アドベンチャーツーリズムとは、アクティビティ、自然、異文化体験の3つの要素のうち、2つ以上で構成される旅行のこと。欧米を中心に時間をかけて楽しむ旅行スタイルが浸透しており、富裕層が長期滞在をおこなったり用具や装備にこだわることも多いため、経済波及効果が見込まれる。北米・欧州・南米の主要地域では推計約4500億ドル(49兆円)の市場規模という。

発表の記者会見で、JTB 代表取締役社長の高橋広行氏は、アドベンチャーツーリズムがハードなスポーツ系の体験から、ソフトなハイキングやマウンテンバイクなど幅が広がっているトレンドを紹介。その体験を求めるのが「富裕層の割合が高い」と話し、「新たな地域活性の起爆剤になる」と期待を示した。訪日外国人の訪れる地域の分散を促し、付加価値の高い商品提供でインバウンド消費を高めていきたい考えだ。

今回立ち上げた協議会では、北海道や長野を中心にアドベンチャーツーリズムを推進する地域や事業者が理事に就任。また、世界最大のアドベンチャーツーリズム関連機関「ATTA(Adventure Travel Trade Association)」のCEOやアジア局長を特別アドバイザーに迎え、欧米市場の優良な旅行者を日本に誘致する取り組みを展開する。

ATTAのCEOシャノン・ストーウェル氏は、「日本は、(外国人旅行者に)まだ知られていない魅力があり、アドベンチャーツーリズムの提案で、その魅力を発見できる」と、日本のポテンシャルに期待。一方で、この観光が自然を対象にするものであることから、キャパシティのコントロールも必要になってくることに言及した。

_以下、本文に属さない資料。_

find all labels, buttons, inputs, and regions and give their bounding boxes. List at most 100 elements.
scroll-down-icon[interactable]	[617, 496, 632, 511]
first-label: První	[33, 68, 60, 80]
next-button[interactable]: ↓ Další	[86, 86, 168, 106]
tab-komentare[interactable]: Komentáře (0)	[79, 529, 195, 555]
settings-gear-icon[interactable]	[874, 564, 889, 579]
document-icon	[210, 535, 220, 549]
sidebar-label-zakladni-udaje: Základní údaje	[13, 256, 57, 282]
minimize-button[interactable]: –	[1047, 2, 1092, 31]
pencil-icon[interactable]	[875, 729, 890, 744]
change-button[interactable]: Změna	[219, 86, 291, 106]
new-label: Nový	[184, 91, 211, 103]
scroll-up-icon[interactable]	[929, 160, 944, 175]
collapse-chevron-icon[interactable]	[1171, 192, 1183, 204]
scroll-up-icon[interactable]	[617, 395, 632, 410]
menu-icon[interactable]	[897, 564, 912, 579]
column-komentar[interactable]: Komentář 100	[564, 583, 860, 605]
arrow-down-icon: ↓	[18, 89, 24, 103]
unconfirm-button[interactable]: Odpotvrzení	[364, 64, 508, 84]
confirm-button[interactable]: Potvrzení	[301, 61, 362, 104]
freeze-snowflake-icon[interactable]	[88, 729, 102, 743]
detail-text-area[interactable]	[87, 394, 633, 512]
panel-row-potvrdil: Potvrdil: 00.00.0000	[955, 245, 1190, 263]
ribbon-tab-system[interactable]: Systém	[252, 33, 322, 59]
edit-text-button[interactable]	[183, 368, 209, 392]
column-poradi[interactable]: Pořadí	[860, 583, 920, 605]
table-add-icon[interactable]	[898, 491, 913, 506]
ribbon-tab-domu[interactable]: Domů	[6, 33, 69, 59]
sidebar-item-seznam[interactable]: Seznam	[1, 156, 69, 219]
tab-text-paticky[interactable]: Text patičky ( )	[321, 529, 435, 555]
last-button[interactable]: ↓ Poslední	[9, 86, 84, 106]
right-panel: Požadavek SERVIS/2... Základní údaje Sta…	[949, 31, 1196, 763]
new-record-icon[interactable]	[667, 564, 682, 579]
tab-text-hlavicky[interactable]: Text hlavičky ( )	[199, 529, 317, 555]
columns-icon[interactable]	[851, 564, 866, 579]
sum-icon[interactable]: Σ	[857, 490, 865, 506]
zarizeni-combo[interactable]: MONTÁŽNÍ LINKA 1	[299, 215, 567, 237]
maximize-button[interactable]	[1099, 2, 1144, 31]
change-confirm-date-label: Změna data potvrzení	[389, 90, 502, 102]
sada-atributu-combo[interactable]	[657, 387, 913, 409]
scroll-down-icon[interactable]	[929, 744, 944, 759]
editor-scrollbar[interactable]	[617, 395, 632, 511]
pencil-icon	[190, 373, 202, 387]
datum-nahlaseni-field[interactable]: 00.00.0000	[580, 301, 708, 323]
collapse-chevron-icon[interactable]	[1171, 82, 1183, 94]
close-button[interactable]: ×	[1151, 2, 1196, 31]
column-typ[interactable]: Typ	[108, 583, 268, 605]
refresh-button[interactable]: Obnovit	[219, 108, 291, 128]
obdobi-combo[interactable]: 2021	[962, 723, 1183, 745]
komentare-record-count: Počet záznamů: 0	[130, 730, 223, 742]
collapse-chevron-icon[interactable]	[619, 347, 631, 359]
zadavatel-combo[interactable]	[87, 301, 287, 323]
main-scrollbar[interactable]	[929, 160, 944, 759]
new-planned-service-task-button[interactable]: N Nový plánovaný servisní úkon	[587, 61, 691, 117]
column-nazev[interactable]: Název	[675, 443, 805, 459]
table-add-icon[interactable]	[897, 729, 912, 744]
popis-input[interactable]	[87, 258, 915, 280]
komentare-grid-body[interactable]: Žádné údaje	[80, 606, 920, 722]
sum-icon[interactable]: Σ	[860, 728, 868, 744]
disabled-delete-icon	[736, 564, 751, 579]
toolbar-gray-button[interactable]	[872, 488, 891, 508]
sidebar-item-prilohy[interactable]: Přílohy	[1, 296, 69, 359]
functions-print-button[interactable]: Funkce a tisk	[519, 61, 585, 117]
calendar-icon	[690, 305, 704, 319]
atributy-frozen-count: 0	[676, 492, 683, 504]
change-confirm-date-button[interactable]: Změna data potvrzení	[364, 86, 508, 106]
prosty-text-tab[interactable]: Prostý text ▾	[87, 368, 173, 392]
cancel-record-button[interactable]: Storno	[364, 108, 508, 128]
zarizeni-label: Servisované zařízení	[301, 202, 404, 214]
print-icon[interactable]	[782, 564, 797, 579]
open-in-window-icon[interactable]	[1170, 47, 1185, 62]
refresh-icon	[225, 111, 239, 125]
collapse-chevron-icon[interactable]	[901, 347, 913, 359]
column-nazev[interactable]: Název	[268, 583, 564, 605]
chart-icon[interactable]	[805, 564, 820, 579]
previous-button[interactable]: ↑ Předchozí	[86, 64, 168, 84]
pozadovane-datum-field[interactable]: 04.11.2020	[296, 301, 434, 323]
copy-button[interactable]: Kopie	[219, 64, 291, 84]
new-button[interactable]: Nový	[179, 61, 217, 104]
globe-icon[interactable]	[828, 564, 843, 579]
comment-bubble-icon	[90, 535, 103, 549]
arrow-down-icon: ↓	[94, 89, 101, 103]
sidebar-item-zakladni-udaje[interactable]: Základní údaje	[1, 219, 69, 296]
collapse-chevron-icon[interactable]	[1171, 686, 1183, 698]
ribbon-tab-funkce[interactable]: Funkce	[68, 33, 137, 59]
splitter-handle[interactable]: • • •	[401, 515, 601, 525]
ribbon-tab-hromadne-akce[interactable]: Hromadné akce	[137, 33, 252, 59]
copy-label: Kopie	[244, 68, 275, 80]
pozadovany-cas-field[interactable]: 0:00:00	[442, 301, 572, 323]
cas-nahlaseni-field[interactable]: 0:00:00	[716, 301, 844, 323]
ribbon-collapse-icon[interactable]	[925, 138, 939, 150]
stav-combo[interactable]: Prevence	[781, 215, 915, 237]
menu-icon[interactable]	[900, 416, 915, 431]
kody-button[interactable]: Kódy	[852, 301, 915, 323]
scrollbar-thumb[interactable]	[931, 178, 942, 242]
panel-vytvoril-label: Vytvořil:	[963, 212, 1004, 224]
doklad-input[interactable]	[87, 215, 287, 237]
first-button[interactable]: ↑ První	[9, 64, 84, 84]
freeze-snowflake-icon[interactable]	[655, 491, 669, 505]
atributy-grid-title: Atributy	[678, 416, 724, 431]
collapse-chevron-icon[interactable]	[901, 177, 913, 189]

具体的な事業内容としては、関係省庁や自治体に向けたセミナーの開催、海外市場に向けたプロモーション、関連ソリューションの提供、日本におけるアドベンチャーツーリズムデスティネーションとしての価値向上に関する戦略策定などを進める予定。また、ATTAからのアドバイスを得ながら、ツアーオペレーターとともに旅行商品化のあり方やガイドの規定を定めるなど、通常の観光とは違う要素の要件を整理していくという。